2008年1月号
巻頭言
顔写真

小島 順彦 Profile
(こじま・よりひこ)

三菱商事株式会社
代表取締役社長



新産業イノベーションを目指して

グローバルなレベルでの業界再編や資源ナショナリズムの台頭、ファンド資金の流入など、世界の事業環境は急速なスピードと規模で変化している。また、地球環境保護と持続的な経済成長の両立といった人類にとって未経験の課題も生まれている。大きな変化の時代にあって、企業であれ、政府であれ、いかなる組織においても、常に新しい産業・ビジネス、新しいテクノロジーといったイノベーションへの取り組みが欠かせないものとなっている。今日の発想とやり方の延長線上に、明日はないのである。

とは言いながら、イノベーションを日常の中で生み出すことは容易なことではない。
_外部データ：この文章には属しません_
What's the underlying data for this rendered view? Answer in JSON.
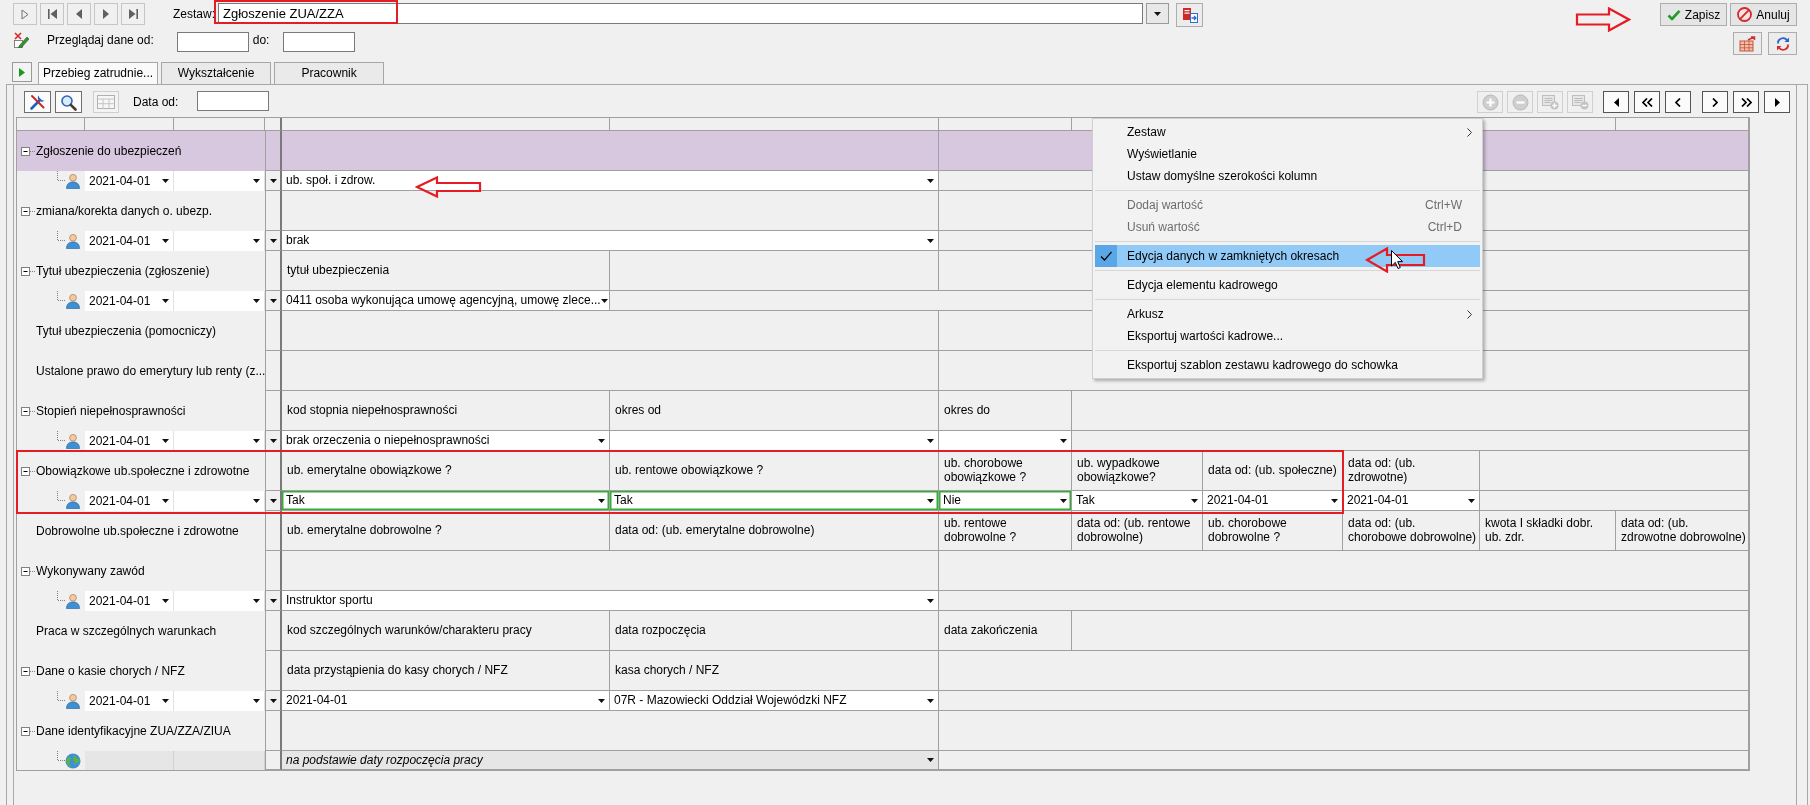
{
  "toolbar": {
    "set_label": "Zestaw:",
    "set_value": "Zgłoszenie ZUA/ZZA",
    "save_button": "Zapisz",
    "cancel_button": "Anuluj"
  },
  "range": {
    "from_label": "Przeglądaj dane od:",
    "to_label": "do:"
  },
  "tabs": [
    {
      "label": "Przebieg zatrudnie...",
      "selected": true
    },
    {
      "label": "Wykształcenie",
      "selected": false
    },
    {
      "label": "Pracownik",
      "selected": false
    }
  ],
  "grid_toolbar": {
    "date_label": "Data od:"
  },
  "groups": [
    {
      "label": "Zgłoszenie do ubezpieczeń",
      "expanded": true,
      "selected": true,
      "rows": [
        {
          "kind": "person",
          "disabled": false,
          "date": "2021-04-01",
          "values": [
            {
              "value": "ub. społ. i zdrow.",
              "changed": false
            }
          ]
        }
      ]
    },
    {
      "label": "zmiana/korekta danych o. ubezp.",
      "expanded": true,
      "selected": false,
      "rows": [
        {
          "kind": "person",
          "disabled": false,
          "date": "2021-04-01",
          "values": [
            {
              "value": "brak",
              "changed": false
            }
          ]
        }
      ]
    },
    {
      "label": "Tytuł ubezpieczenia (zgłoszenie)",
      "expanded": true,
      "selected": false,
      "headers": [
        "tytuł ubezpieczenia"
      ],
      "rows": [
        {
          "kind": "person",
          "disabled": false,
          "date": "2021-04-01",
          "values": [
            {
              "value": "0411 osoba wykonująca umowę agencyjną, umowę zlece...",
              "changed": false
            }
          ]
        }
      ]
    },
    {
      "label": "Tytuł ubezpieczenia (pomocniczy)",
      "selected": false
    },
    {
      "label": "Ustalone prawo do emerytury lub renty (z...",
      "selected": false
    },
    {
      "label": "Stopień niepełnosprawności",
      "expanded": true,
      "selected": false,
      "headers": [
        "kod stopnia niepełnosprawności",
        "okres od",
        "okres do"
      ],
      "rows": [
        {
          "kind": "person",
          "disabled": false,
          "date": "2021-04-01",
          "values": [
            {
              "value": "brak orzeczenia o niepełnosprawności",
              "changed": false
            },
            {
              "changed": false
            },
            {
              "changed": false
            }
          ]
        }
      ]
    },
    {
      "label": "Obowiązkowe ub.społeczne i zdrowotne",
      "expanded": true,
      "selected": false,
      "headers": [
        "ub. emerytalne obowiązkowe ?",
        "ub. rentowe obowiązkowe ?",
        "ub. chorobowe obowiązkowe ?",
        "ub. wypadkowe obowiązkowe?",
        "data od: (ub. społeczne)",
        "data od: (ub. zdrowotne)"
      ],
      "rows": [
        {
          "kind": "person",
          "disabled": false,
          "date": "2021-04-01",
          "values": [
            {
              "value": "Tak",
              "changed": true
            },
            {
              "value": "Tak",
              "changed": true
            },
            {
              "value": "Nie",
              "changed": true
            },
            {
              "value": "Tak",
              "changed": false
            },
            {
              "value": "2021-04-01",
              "changed": false
            },
            {
              "value": "2021-04-01",
              "changed": false
            }
          ]
        }
      ]
    },
    {
      "label": "Dobrowolne ub.społeczne i zdrowotne",
      "selected": false,
      "headers": [
        "ub. emerytalne dobrowolne ?",
        "data od: (ub. emerytalne dobrowolne)",
        "ub. rentowe dobrowolne ?",
        "data od: (ub. rentowe dobrowolne)",
        "ub. chorobowe dobrowolne ?",
        "data od: (ub. chorobowe dobrowolne)",
        "kwota I składki dobr. ub. zdr.",
        "data od: (ub. zdrowotne dobrowolne)"
      ]
    },
    {
      "label": "Wykonywany zawód",
      "expanded": true,
      "selected": false,
      "rows": [
        {
          "kind": "person",
          "disabled": false,
          "date": "2021-04-01",
          "values": [
            {
              "value": "Instruktor sportu",
              "changed": false
            }
          ]
        }
      ]
    },
    {
      "label": "Praca w szczególnych warunkach",
      "selected": false,
      "headers": [
        "kod szczególnych warunków/charakteru pracy",
        "data rozpoczęcia",
        "data zakończenia"
      ]
    },
    {
      "label": "Dane o kasie chorych / NFZ",
      "expanded": true,
      "selected": false,
      "headers": [
        "data przystąpienia do kasy chorych / NFZ",
        "kasa chorych / NFZ"
      ],
      "rows": [
        {
          "kind": "person",
          "disabled": false,
          "date": "2021-04-01",
          "values": [
            {
              "value": "2021-04-01",
              "changed": false
            },
            {
              "value": "07R - Mazowiecki Oddział Wojewódzki NFZ",
              "changed": false
            }
          ]
        }
      ]
    },
    {
      "label": "Dane identyfikacyjne ZUA/ZZA/ZIUA",
      "expanded": true,
      "selected": false,
      "rows": [
        {
          "kind": "globe",
          "disabled": true,
          "values": [
            {
              "value": "na podstawie daty rozpoczęcia pracy",
              "changed": false
            }
          ]
        }
      ]
    }
  ],
  "context_menu": [
    {
      "kind": "item",
      "label": "Zestaw",
      "submenu": true,
      "disabled": false,
      "checked": false,
      "selected": false
    },
    {
      "kind": "item",
      "label": "Wyświetlanie",
      "submenu": false,
      "disabled": false,
      "checked": false,
      "selected": false
    },
    {
      "kind": "item",
      "label": "Ustaw domyślne szerokości kolumn",
      "submenu": false,
      "disabled": false,
      "checked": false,
      "selected": false
    },
    {
      "kind": "separator"
    },
    {
      "kind": "item",
      "label": "Dodaj wartość",
      "shortcut": "Ctrl+W",
      "submenu": false,
      "disabled": true,
      "checked": false,
      "selected": false
    },
    {
      "kind": "item",
      "label": "Usuń wartość",
      "shortcut": "Ctrl+D",
      "submenu": false,
      "disabled": true,
      "checked": false,
      "selected": false
    },
    {
      "kind": "separator"
    },
    {
      "kind": "item",
      "label": "Edycja danych w zamkniętych okresach",
      "submenu": false,
      "disabled": false,
      "checked": true,
      "selected": true
    },
    {
      "kind": "separator"
    },
    {
      "kind": "item",
      "label": "Edycja elementu kadrowego",
      "submenu": false,
      "disabled": false,
      "checked": false,
      "selected": false
    },
    {
      "kind": "separator"
    },
    {
      "kind": "item",
      "label": "Arkusz",
      "submenu": true,
      "disabled": false,
      "checked": false,
      "selected": false
    },
    {
      "kind": "item",
      "label": "Eksportuj wartości kadrowe...",
      "submenu": false,
      "disabled": false,
      "checked": false,
      "selected": false
    },
    {
      "kind": "separator"
    },
    {
      "kind": "item",
      "label": "Eksportuj szablon zestawu kadrowego do schowka",
      "submenu": false,
      "disabled": false,
      "checked": false,
      "selected": false
    }
  ]
}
何よりも自由で多様な発想とこれらを融合させる環境づくりが大切である。特に固定化された組織ではイノベーションを生み出すことは難しい。常に組織の変革を行い、人材を流動化させていくことが必要である。米国のシリコンバレーにおいて盛んに新しいビジネスが起こるのは、人種、国境を越えた有能な人材が常に流入し、切磋琢磨(せっさたくま)を伴ったコミュニケーションの中から新しいイノベーションが生まれているからに他ならない。

三菱商事では、2007年4月に5つの既存事業グループに加え、新たに「イノベーション事業グループ」「新産業金融事業グループ」を設立し、社内の多様な人材を集結させた。これは出身母体が異なり、さまざまな業種で経験を積んできた人材同士のインタラクションを通じ、新しいイノベーションを生み出すことを狙ったものである。社外においては企業だけではなく、大学、研究所などとの連携を通じ、R&Dとインキュベーションを行いながら技術的イノベーションに取り組んでいる。特に40年間近く続いている米国バテル記念研究所との提携と、2004年7月以来続いている東京工業大学との包括連携契約は、製造業でない商社として特筆するべき活動であると思っている。実際にバテル記念研究所とは、IT分野における新規技術の開発により大きな成果を上げた実績がある。

日本の産業が国際的な競争力を維持していくためにも、組織間の壁を取り払い、国全体としてイノベーションを生み出しやすい環境を整えていかなければならない。特に縦割りの意識が強い日本において、産学官の連携は大きなブレークスルーになるものと思っている。